Aber auch deutsche Unternehmensführer haben sich an die Medien gewandt, um vor den Risiken der einwanderungsfeindlichen Stimmung zu warnen, nachdem das Enthüllungsportal Correctiv im Januar über ein Fundraising-Treffen in Potsdam berichtet hatte, bei dem ein "Masterplan" für die Abschiebung von Menschen ausländischer Herkunft - auch "Remigration" genannt - diskutiert wurde.

Das Treffen, an dem vier hochrangige AfD-Funktionäre teilnahmen, wurde von einer Gruppe organisiert, die sich "Düsseldorfer Forum" nennt. In der Einladung heißt es, es handele sich um ein "exklusives Netzwerk von ... Persönlichkeiten, die bereit sind, einen bedeutenden Beitrag zu leisten, um ... die Zerstörung unseres Landes zu stoppen."

Auf einer Microsite, die nach der Veranstaltung eingerichtet wurde, sagte der Organisator Gernot Moerig, dass die Remigration nur eines der diskutierten Themen war. Er konnte für einen Kommentar nicht erreicht werden.

Martin Sellner, ein österreichischer Führer der Identitären Bewegung, die nach eigenen Angaben die europäische Identität bewahren will und Einwanderung von außerhalb des Kontinents ablehnt, sagte gegenüber Reuters, er habe bei dem Treffen gesprochen.

"Unangepasste Bürger wie Islamisten, Gangster und Sozialhilfebetrüger sollten durch eine Politik der Standards und der Assimilation dazu gebracht werden, sich anzupassen", sagte er und meinte, dass dies Anreize für eine freiwillige Rückkehr beinhalten könnte.

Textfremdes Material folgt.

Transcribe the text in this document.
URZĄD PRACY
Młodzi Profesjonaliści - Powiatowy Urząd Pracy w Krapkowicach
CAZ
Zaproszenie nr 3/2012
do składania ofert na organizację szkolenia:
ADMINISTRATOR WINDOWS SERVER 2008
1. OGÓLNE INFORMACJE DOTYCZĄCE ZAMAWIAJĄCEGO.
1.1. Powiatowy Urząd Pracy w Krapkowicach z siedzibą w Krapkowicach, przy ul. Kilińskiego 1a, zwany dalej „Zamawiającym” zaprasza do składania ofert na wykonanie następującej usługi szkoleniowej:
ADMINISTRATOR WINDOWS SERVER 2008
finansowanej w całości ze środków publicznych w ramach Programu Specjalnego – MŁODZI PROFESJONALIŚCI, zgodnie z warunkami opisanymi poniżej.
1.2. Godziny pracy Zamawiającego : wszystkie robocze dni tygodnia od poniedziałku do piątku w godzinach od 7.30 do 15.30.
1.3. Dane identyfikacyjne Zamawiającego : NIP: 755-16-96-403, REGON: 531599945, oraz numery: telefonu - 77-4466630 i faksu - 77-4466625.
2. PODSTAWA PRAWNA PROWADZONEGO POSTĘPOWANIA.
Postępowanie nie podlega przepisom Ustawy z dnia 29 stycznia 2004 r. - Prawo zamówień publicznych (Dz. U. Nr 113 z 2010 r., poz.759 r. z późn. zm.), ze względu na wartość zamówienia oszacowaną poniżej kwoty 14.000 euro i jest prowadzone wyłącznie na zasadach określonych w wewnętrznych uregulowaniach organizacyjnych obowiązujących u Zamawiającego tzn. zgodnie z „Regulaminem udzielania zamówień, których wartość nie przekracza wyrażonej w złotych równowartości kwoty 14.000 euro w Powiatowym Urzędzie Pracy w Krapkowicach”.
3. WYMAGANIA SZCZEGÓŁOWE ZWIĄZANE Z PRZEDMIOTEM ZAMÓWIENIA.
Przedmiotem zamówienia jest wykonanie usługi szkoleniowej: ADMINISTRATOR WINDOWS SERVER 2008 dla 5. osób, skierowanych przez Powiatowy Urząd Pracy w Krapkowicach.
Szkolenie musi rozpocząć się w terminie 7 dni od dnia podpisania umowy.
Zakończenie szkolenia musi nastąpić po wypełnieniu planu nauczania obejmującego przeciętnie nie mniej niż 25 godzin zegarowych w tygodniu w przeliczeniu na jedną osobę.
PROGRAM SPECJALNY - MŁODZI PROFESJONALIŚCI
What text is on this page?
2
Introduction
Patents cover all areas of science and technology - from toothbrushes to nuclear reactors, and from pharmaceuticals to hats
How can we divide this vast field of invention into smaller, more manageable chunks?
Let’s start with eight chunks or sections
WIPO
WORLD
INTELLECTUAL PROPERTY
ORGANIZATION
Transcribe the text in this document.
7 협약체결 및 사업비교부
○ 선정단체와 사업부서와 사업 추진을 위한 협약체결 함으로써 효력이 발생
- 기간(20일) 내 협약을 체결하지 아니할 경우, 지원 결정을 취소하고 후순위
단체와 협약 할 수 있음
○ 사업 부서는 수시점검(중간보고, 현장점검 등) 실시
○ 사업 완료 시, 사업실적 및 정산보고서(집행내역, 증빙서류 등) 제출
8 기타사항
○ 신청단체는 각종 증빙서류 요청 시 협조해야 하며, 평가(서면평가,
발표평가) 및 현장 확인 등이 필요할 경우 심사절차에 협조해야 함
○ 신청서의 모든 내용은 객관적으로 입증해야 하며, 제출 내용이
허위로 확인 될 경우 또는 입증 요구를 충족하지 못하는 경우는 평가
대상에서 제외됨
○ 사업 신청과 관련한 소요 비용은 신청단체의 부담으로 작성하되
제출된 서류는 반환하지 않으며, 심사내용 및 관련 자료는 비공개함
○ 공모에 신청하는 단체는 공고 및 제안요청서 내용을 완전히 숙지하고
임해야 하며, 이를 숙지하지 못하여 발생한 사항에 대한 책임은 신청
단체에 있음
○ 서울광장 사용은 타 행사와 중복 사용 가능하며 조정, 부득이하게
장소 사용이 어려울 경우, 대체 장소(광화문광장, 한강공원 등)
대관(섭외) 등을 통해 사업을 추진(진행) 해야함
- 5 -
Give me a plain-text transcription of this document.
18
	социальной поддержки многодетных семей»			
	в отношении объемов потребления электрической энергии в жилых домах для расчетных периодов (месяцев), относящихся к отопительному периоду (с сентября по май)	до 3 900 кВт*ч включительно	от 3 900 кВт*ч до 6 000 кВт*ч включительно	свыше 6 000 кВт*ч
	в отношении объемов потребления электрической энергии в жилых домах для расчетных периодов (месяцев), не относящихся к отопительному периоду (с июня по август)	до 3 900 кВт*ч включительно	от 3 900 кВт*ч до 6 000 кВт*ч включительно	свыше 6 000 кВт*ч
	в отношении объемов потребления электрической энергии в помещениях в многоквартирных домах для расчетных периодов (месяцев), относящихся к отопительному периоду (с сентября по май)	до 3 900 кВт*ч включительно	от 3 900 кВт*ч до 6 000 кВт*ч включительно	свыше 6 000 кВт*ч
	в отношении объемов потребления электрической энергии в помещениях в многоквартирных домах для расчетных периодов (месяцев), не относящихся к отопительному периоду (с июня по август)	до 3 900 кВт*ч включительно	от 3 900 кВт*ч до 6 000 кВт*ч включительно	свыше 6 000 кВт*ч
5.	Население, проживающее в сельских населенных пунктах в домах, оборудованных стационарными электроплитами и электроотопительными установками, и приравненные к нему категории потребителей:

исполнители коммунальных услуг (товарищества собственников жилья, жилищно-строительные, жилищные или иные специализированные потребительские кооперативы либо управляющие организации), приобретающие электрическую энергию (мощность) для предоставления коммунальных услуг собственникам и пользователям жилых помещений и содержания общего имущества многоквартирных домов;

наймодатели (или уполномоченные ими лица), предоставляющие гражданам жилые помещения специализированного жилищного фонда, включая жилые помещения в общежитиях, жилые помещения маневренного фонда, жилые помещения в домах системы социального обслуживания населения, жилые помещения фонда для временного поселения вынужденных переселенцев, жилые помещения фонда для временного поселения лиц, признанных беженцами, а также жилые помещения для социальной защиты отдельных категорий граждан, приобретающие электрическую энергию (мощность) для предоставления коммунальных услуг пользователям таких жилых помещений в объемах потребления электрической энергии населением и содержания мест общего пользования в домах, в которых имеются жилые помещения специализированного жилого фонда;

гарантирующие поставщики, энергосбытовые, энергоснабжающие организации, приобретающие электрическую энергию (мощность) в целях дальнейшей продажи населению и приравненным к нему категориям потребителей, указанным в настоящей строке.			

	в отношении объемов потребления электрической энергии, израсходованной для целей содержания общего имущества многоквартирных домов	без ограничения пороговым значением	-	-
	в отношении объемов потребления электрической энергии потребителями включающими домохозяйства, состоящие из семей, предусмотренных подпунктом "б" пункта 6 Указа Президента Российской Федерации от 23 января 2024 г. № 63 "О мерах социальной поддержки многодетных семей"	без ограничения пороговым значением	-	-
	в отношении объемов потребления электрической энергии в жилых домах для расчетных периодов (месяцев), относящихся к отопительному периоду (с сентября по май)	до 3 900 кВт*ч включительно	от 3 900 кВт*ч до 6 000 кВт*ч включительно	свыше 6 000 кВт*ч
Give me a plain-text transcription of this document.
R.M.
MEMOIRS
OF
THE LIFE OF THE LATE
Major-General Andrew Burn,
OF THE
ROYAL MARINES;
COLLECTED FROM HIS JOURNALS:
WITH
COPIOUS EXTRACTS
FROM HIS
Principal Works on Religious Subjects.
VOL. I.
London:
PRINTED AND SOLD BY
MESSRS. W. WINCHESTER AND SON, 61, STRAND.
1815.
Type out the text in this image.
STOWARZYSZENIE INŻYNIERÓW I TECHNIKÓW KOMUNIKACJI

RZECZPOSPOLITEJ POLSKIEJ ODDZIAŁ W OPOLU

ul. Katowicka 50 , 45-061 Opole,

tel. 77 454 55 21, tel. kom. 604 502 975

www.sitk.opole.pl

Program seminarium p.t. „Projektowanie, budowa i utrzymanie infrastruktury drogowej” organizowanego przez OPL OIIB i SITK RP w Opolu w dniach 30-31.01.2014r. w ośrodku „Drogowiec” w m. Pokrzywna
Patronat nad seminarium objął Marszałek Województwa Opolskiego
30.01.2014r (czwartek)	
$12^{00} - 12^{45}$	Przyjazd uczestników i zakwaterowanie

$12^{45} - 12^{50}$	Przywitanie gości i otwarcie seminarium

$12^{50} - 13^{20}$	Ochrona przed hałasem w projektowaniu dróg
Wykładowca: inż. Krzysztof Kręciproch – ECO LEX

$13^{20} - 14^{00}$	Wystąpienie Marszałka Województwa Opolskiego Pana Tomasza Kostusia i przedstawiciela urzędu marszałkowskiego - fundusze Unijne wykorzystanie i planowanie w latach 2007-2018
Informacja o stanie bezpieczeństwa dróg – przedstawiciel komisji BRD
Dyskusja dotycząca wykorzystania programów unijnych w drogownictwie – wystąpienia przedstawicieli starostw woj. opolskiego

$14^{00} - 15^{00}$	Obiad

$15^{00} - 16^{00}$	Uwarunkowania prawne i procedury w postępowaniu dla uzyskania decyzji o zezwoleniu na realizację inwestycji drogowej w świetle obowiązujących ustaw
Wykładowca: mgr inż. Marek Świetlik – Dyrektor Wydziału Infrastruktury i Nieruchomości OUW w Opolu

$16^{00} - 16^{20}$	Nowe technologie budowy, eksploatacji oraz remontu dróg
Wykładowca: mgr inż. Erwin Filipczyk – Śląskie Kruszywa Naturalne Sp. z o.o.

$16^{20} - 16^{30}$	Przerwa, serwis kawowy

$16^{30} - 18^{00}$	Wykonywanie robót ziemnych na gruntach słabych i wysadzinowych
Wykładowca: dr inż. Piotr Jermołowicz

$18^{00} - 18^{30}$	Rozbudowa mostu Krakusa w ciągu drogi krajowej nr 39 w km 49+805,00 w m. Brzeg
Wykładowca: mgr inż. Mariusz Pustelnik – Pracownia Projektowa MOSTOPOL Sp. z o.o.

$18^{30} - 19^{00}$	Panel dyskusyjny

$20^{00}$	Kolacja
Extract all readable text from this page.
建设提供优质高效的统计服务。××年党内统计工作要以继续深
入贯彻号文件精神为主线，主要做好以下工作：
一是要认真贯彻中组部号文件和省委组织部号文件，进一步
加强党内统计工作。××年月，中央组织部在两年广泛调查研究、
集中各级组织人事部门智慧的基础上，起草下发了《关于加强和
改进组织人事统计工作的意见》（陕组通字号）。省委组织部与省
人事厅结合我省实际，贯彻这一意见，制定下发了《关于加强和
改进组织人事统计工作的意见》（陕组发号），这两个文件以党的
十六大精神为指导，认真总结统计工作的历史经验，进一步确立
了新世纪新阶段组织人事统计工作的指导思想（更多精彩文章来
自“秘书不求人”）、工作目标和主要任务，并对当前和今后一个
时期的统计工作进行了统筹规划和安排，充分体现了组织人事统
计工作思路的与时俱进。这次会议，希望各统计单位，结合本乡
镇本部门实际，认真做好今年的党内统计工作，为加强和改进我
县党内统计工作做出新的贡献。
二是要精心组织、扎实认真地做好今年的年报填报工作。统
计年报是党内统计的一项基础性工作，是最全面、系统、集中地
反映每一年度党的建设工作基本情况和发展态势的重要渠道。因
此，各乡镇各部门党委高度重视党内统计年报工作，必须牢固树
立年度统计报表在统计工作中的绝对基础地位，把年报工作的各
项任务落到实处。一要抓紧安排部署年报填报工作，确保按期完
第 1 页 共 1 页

"Langfristig stellt eine deutsche Remigrationspolitik die Weichen dafür, dass ... Deutschland jeden Tag deutscher wird und nicht das Gegenteil."

'HAUPTSTADT DER KULTUR'

Das verhärtete Klima geht über Chemnitz hinaus und richtet sich nicht nur gegen Menschen von außerhalb Europas.

"Zwei unserer ausländischen Mitarbeiter haben Deutschland verlassen, weil sie sich hier nicht mehr wohl und sicher fühlen", sagte Detlef Neuhaus, Geschäftsführer des Solarunternehmens SolarWatt mit Sitz in der ostdeutschen Stadt Dresden. Er sagte, einer sei zurück nach England gezogen.

"Das sind direkte Folgen der veränderten Stimmung im Land."

Das Unternehmen lehnte es ab, seine ehemaligen Mitarbeiter für Reuters zur Verfügung zu stellen.

Das in Chemnitz ansässige Unternehmen Community4you, das Flotten- und Leasingsoftware für Schwergewichte wie Lufthansa , BMW und die Commerzbank anbietet, hat nach eigenen Angaben Mitarbeiter abwandern lassen, weil sie sich nicht mehr willkommen fühlen.

Der Chief Operating Officer Lavinio Cerquetti, ein Italiener, zog 2021 in den Nordwesten nach Leipzig, weil er die Atmosphäre dort als kosmopolitischer empfand.

"In Chemnitz hatte ich manchmal das Gefühl, dass die Tatsache, dass ich vorsichtig sein musste, auch damit zusammenhing, dass ich ein Ausländer war", sagte er.

Der Hersteller von Software für autonomes Fahren, FDTech, der ebenfalls in Chemnitz ansässig ist, hat ebenfalls Mitarbeiter aufgrund von Fremdenfeindlichkeit verloren, sagte sein Geschäftsführer Karsten Schulze.

"Ja, wir haben hier ein Problem mit Fremdenfeindlichkeit. Aber es beschränkt sich nicht auf Sachsen, auf Chemnitz, wir haben es in ganz Deutschland. Und im Übrigen auch in ganz Europa", sagte er.

Die deutsche Wirtschaft schrumpfte 2023 um 0,3%, das schwächste Ergebnis unter den großen Ländern weltweit.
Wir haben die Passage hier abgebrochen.